Let's run an example game between the optimal X player, and a random O player:

In [None]:
let result = M.play (M.random O, M.optimal X)

Try running it several times to convince yourself that the optimal player does pretty well! Try also reversing the order of the players, so that the O player gets to start. What do you notice? Does the optimal player ever lose?

-----

Let us now define an O-player that interpolates between the optimal player (which is as strong as our optimal X-player) and a random player: every time it needs to chose a new board, it makes a random choice with probability $p$, and the optimal choice with probability $(1-p)$:

In [None]:
let playerO p =
 let dumb = M.random O in
 let opt = M.optimal O in
 let play b = if Random.float 1. < p then dumb.play b else opt.play b in
 { mark = O; play }

Let us try out such an intermediate player -- you may want to play with parameter $p$, and swap the player ordering:

In [None]:
let result = M.play (playerO 0.5, playerX)

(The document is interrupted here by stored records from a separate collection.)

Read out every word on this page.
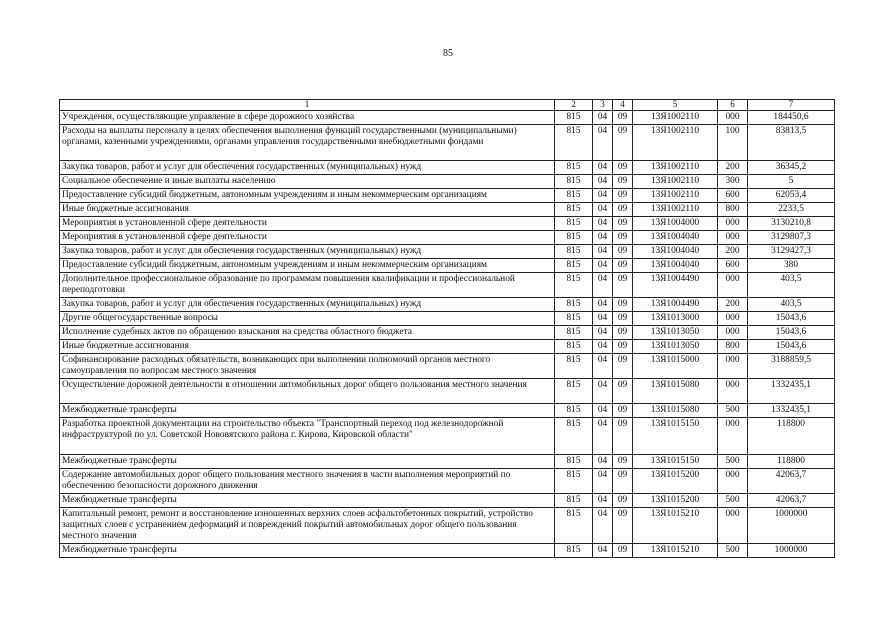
85
1	2	3	4	5	6	7
Учреждения, осуществляющие управление в сфере дорожного хозяйства	815	04	09	13Я1002110	000	184450,6
Расходы на выплаты персоналу в целях обеспечения выполнения функций государственными (муниципальными) органами, казенными учреждениями, органами управления государственными внебюджетными фондами	815	04	09	13Я1002110	100	83813,5
Закупка товаров, работ и услуг для обеспечения государственных (муниципальных) нужд	815	04	09	13Я1002110	200	36345,2
Социальное обеспечение и иные выплаты населению	815	04	09	13Я1002110	300	5
Предоставление субсидий бюджетным, автономным учреждениям и иным некоммерческим организациям	815	04	09	13Я1002110	600	62053,4
Иные бюджетные ассигнования	815	04	09	13Я1002110	800	2233,5
Мероприятия в установленной сфере деятельности	815	04	09	13Я1004000	000	3130210,8
Мероприятия в установленной сфере деятельности	815	04	09	13Я1004040	000	3129807,3
Закупка товаров, работ и услуг для обеспечения государственных (муниципальных) нужд	815	04	09	13Я1004040	200	3129427,3
Предоставление субсидий бюджетным, автономным учреждениям и иным некоммерческим организациям	815	04	09	13Я1004040	600	380
Дополнительное профессиональное образование по программам повышения квалификации и профессиональной переподготовки	815	04	09	13Я1004490	000	403,5
Закупка товаров, работ и услуг для обеспечения государственных (муниципальных) нужд	815	04	09	13Я1004490	200	403,5
Другие общегосударственные вопросы	815	04	09	13Я1013000	000	15043,6
Исполнение судебных актов по обращению взыскания на средства областного бюджета	815	04	09	13Я1013050	000	15043,6
Иные бюджетные ассигнования	815	04	09	13Я1013050	800	15043,6
Софинансирование расходных обязательств, возникающих при выполнении полномочий органов местного самоуправления по вопросам местного значения	815	04	09	13Я1015000	000	3188859,5
Осуществление дорожной деятельности в отношении автомобильных дорог общего пользования местного значения	815	04	09	13Я1015080	000	1332435,1
Межбюджетные трансферты	815	04	09	13Я1015080	500	1332435,1
Разработка проектной документации на строительство объекта "Транспортный переход под железнодорожной инфраструктурой по ул. Советской Нововятского района г. Кирова, Кировской области"	815	04	09	13Я1015150	000	118800
Межбюджетные трансферты	815	04	09	13Я1015150	500	118800
Содержание автомобильных дорог общего пользования местного значения в части выполнения мероприятий по обеспечению безопасности дорожного движения	815	04	09	13Я1015200	000	42063,7
Межбюджетные трансферты	815	04	09	13Я1015200	500	42063,7
Капитальный ремонт, ремонт и восстановление изношенных верхних слоев асфальтобетонных покрытий, устройство защитных слоев с устранением деформаций и повреждений покрытий автомобильных дорог общего пользования местного значения	815	04	09	13Я1015210	000	1000000
Межбюджетные трансферты	815	04	09	13Я1015210	500	1000000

Let us now run many games, collect some statistics, and make pretty plots!

In [None]:
let stats p =
  let playerO = playerO p in
  let n_games = 10000 in
  let games =   List.init n_games (fun _ -> M.play ~display:false (playerO, playerX)) in
  let n_wins = games |> List.filter (fun winner -> winner = Some X) |> List.length in
  let n_ties = games |> List.filter (fun winner -> winner = None) |> List.length in
  float n_wins /. float n_games, float n_ties /. float n_games

In [None]:
let () =
  let open Owl in
  let ps = Mat.linspace 0. 1. 20 in
  let results = ps |> Mat.to_array |> Array.map stats in
  let wins = results |> Array.map fst |> fun v -> Mat.of_array v 1 (-1) in
  let ties = results |> Array.map snd |> fun v -> Mat.of_array v 1 (-1) in
  let lose = Mat.(1. $- wins + ties) in
  let open Gp in
  let figure (module P : Plot) =
    P.plots
      [ item (L [ ps; wins ]) ~style:"lp pt 7 lc 7 ps 0.6" ~legend:"win"
      ; item (L [ ps; ties ]) ~style:"lp pt 7 lc 8 ps 0.6" ~legend:"tie"
      ; item (L [ ps; lose ]) ~style:"lp pt 7 lc 3 ps 0.6" ~legend:"lose"
      ]
      [ barebone
      ; set "key at graph 1.1, graph 1 top left"
      ; tics "out nomirror"
      ; borders [ `bottom; `left ]
      ; xlabel "probability of opponent playing randomly"
      ; ylabel "win / tie probabilities"
      ; margins [ `right 0.6 ]
      ]
  in
  Juplot.draw ~fmt:`svg ~size:(500, 200) figure

Take-home exercise: redo the stats above, in the case where the order of play gets decided randomly (50-50) at the beginning of every game!